Mr. A. remained silent for some moments, and then said,–
“I feel considerably embarrassed in regard to this matter. I would on no account give a wrong impression in regard to the young man. He may be all right; is all right, perhaps; but–“
“But what, sir?”
“I have seen him in company with young men whose characters are not fair. And I have seen him entering into and coming out of places where it is not always safe to go.”
“Enough, sir, enough!” said the gentleman, emphatically, “The matter is settled. It may be all right with him, as you say. I hope it is. But he can never be a partner of mine. And now, passing from him, I wish to ask about another young man, who has been in my mind second to Peters. He is in your employment.”
“Ralph Gilpin, you mean.”
“In every way unexceptionable. I can speak of him with the utmost confidence. He is right in all respects–right as to the business quality, right as to character, and right as to associations. You could not have a better man.”

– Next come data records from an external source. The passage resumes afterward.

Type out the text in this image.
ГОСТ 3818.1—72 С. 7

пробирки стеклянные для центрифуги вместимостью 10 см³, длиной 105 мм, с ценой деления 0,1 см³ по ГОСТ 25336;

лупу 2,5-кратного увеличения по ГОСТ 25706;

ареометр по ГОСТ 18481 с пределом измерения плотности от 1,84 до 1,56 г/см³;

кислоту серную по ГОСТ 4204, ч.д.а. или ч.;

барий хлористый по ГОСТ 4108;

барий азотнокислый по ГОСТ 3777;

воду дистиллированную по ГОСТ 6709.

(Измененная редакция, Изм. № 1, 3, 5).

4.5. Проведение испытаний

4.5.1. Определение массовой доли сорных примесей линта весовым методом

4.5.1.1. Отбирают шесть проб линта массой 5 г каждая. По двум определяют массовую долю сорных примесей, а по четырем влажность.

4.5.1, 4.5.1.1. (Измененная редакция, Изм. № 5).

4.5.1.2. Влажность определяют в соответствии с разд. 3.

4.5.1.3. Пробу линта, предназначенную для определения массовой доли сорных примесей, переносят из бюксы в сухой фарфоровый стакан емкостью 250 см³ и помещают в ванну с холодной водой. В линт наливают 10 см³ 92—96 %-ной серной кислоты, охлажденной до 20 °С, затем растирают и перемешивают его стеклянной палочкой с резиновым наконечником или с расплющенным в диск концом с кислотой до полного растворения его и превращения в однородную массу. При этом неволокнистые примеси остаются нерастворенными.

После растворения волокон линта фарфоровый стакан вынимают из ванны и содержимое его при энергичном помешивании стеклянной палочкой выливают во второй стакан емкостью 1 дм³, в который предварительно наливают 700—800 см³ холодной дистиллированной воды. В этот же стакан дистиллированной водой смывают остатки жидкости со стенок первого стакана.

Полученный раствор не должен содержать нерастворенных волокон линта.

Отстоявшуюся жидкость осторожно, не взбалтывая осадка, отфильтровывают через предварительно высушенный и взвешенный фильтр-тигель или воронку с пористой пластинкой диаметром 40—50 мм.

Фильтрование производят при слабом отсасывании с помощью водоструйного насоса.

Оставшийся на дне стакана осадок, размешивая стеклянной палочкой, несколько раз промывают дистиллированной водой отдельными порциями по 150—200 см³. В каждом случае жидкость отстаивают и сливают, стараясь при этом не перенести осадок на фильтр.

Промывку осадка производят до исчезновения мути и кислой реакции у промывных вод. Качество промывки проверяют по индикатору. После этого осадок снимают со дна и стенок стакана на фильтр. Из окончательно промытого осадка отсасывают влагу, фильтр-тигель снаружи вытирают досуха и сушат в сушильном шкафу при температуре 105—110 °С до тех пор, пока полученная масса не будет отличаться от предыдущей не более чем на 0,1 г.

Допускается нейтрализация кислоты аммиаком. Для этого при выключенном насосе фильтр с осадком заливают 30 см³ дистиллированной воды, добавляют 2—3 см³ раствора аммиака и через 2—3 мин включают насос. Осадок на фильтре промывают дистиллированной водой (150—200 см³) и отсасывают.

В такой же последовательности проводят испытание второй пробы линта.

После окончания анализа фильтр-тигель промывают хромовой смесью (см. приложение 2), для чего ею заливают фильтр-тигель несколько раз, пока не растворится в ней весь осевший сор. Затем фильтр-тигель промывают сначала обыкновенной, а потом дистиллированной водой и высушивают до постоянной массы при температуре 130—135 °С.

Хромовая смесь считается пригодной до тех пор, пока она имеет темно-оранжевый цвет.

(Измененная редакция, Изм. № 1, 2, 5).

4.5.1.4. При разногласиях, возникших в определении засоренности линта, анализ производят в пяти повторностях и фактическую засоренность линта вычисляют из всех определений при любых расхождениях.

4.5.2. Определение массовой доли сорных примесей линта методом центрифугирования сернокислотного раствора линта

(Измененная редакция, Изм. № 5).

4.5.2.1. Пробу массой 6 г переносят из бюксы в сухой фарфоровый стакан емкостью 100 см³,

“The matter is settled, then,” replied the gentleman. “I will take Ralph Gilpin if neither you nor he objects.”
“There will be no objection on either side, I can answer for that,” said Mr. A., and the interview closed.
From the mountain-top of hope, away down into the dark vale of despondency, passed Jacob Peters, when it was told him that Ralph Gilpin was to be a partner in the new firm which he had expected to enter.
“And so nothing is left to us,” he said to himself, in bitterness of spirit, “but go down, while others, no better than we are, move steadily upwards. Why should Ralph Gilpin be preferred before me? He has no higher ability nor stricter integrity. He cannot be more faithful, more earnest, or more active than I would have been in the new position. But I am set aside and he is taken. It is a bitter, bitter disappointment!”
Three years have passed, and Ralph Gilpin is on the road to fortune, while Jacob Peters remains a clerk. And why? The one was careful of his good name; the other was not.
My young reader, take the lesson to heart. Guard well your good name; and as name signifies quality, by all means guard your spirit, so that no evil thing enter there; and your good name shall be only the expression of your good quality.